Sed regex problem

Hi,

I tried to extract the time from `date` with sed.
(I know it works with `date +%H:%M:%S` as well)

I got three solutions of which just one worked. I thought "+" should repeat the previous expression 1 or more times and {n} should repeat the previous expression n times.

$ date
Thu Nov 11 17:19:03 CET 2010
$ date | sed 's/^.*\([0-9]+:[0-9]+:[0-9]+\).*$/\1/'
Thu Nov 11 17:19:05 CET 2010
$ date | sed 's/^.*\([0-9]{1}:[0-9]{1}:[0-9]{1}\).*$/\1/'
Thu Nov 11 17:19:11 CET 2010
$ date | sed 's/^.*\([0-9][0-9]:[0-9][0-9]:[0-9][0-9]\).*$/\1/' 
17:19:16

I just want to know what's wrong with the examples.

  • Linux 2.6.31-22-generic #68-Ubuntu SMP Tue Oct 26 16:38:35 UTC 2010 i686 GNU/Linux
  • bash shell
[ctsgnb@shell ~]$ date | sed 's/^.*\([0-9]\{2\}:[0-9]\{2\}:[0-9]\{2\}\).*$/\1/'
09:44:17

Why do I have to escape something like * and . to get the character and escape + and { to get the regex?

Isn't that a kind of counter logic?

Thanks for the help

you could more simply use

date | sed 's/^.*\(..:..:..\).*$/\1/'

sure, I could also use

date | awk '{print $4}'

:slight_smile:

# date | cut -d" " -f4
12:10:52

but the best would still be date +%H:%M:%S

---------- Post updated at 07:57 PM ---------- Previous update was at 07:17 PM ----------

The + sign is part of extended set of metacharacters used by egrep and awk and maybe supported by some new sed version but is not part of old standard implementation of sed.

[0-9]+

could just be written such as

[0-9][0-9]*

but i encountered the following case where the * match the shortest instead of the longest (on FreeBSD)
(i don't know whether this behaviour could be tweaked somewhere...) :

[ctsgnb@shell ~]$ date | sed 's/^.*\([0-9][0-9]*:[0-9][0-9]*:[0-9][0-9]*\).*$/\1/'
1:55:42
[ctsgnb@shell ~]$ uname -a
FreeBSD <anonymized> 8.1-RELEASE FreeBSD 8.1-RELEASE #0: Sun Jul 25 16:41:25 MDT 2010     <anonymized>:/usr/obj/usr/src/sys/CJB  amd64
[ctsgnb@shell ~]$

ooops, i just got aware that ...
... in fact the first * match the longest so that make the second one match the shortest this could lead to tricky unexpected result
so... the space matter :

[ctsgnb@shell ~]$ date | sed 's/^.*\([0-9][0-9]*:[0-9][0-9]*:[0-9][0-9]*\).*$/\1/'
2:27:24
[ctsgnb@shell ~]$ date | sed 's/^.* \([0-9][0-9]*:[0-9][0-9]*:[0-9][0-9]*\).*$/\1/'
12:27:29
[ctsgnb@shell ~]$
1 Like

You could even leave out the start/end markers:

sed 's/.*\(..:..:..\).*/\1/'

Since the : are sufficient as anchors...

Yeah, sure there are plenty of ways to get the time from date.
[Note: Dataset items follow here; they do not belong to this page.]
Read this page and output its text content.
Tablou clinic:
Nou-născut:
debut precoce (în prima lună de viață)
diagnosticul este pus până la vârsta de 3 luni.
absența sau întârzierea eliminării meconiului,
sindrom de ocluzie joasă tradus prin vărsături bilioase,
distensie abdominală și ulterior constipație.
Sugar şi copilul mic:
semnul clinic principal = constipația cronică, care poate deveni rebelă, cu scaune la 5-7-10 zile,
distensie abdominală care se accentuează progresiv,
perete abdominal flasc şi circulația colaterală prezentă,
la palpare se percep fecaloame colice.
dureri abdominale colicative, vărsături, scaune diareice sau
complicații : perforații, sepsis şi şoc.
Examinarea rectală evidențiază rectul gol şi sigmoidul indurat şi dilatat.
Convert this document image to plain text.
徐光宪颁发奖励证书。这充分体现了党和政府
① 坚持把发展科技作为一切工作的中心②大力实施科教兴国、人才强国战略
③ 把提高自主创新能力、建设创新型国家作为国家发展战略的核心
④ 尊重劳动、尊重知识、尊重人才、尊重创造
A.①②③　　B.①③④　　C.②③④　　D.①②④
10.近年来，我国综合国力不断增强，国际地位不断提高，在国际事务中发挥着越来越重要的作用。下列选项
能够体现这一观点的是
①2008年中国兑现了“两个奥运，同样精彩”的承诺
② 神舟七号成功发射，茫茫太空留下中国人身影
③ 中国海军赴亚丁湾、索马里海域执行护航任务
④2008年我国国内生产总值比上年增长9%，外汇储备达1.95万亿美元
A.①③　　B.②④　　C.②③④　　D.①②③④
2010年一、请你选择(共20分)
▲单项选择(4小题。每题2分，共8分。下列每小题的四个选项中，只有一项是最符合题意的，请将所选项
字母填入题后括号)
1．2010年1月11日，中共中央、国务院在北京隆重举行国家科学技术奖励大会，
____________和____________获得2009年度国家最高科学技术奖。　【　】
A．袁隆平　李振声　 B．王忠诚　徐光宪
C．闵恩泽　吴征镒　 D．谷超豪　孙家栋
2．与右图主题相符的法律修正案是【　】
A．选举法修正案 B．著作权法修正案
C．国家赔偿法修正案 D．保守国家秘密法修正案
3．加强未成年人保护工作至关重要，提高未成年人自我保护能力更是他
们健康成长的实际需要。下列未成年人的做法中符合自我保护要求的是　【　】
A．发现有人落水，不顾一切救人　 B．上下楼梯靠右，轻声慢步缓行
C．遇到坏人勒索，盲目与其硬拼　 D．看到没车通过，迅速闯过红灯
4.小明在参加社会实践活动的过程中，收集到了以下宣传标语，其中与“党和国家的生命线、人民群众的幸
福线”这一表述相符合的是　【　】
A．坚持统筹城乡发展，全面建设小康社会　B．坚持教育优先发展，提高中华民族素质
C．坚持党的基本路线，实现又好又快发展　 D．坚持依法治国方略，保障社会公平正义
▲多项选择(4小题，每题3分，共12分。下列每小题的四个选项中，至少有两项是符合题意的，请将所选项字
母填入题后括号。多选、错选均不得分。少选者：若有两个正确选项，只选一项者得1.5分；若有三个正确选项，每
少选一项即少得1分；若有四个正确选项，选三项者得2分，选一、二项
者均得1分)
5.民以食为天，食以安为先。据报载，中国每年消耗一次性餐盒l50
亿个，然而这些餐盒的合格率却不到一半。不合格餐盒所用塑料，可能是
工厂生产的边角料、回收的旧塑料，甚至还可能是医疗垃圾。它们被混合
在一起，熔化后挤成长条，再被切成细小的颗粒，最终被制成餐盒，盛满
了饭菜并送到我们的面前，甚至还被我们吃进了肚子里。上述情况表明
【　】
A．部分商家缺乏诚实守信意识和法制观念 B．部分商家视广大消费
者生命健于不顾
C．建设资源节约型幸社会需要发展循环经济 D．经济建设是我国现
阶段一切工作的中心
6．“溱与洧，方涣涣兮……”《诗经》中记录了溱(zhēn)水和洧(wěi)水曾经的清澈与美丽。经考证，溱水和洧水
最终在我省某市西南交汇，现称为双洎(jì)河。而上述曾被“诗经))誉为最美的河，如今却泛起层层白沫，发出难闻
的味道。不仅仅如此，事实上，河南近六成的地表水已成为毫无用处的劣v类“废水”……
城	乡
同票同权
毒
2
My problem was that I did not know that sed treads + and { primarily as a normal character and not as a regex.

Maybe we should start an offtopic thread with all ways to extract the time from `date` with *nix like systems or even all kind of OS :smiley:

First of all welcome to this forum.

There was another, more important problem with your sed attempts and that was the greediness of sed, as ctsgnb pointed out. My post was related to that and made a point about anchoring the regex. It was perhaps primarily meant for ctsgnb, but it may be of use to you too, so I reckon it certainly is related to this thread and it is not off topic. Please also note that this is not "your" thread as the OP. A thread may be of use to you as the OP, to those who participate, to anyone who reads along and to those who use it as a reference or land there as the result of a query.

--

Further, it is not so much that sed treats + and {} as normal characters. It is that modern sed adheres to POSIX BRE (Basic Regular Expressions) and as such curly brackets need to be escaped, but + is not even supported. Only GNU sed has an extension that supports it as \+ .

If you wish to use ERE (Extended Regular Expressions) you can use GNU sed with the -r option and then + and {} can be used without the escape, since { and + are part of ERE.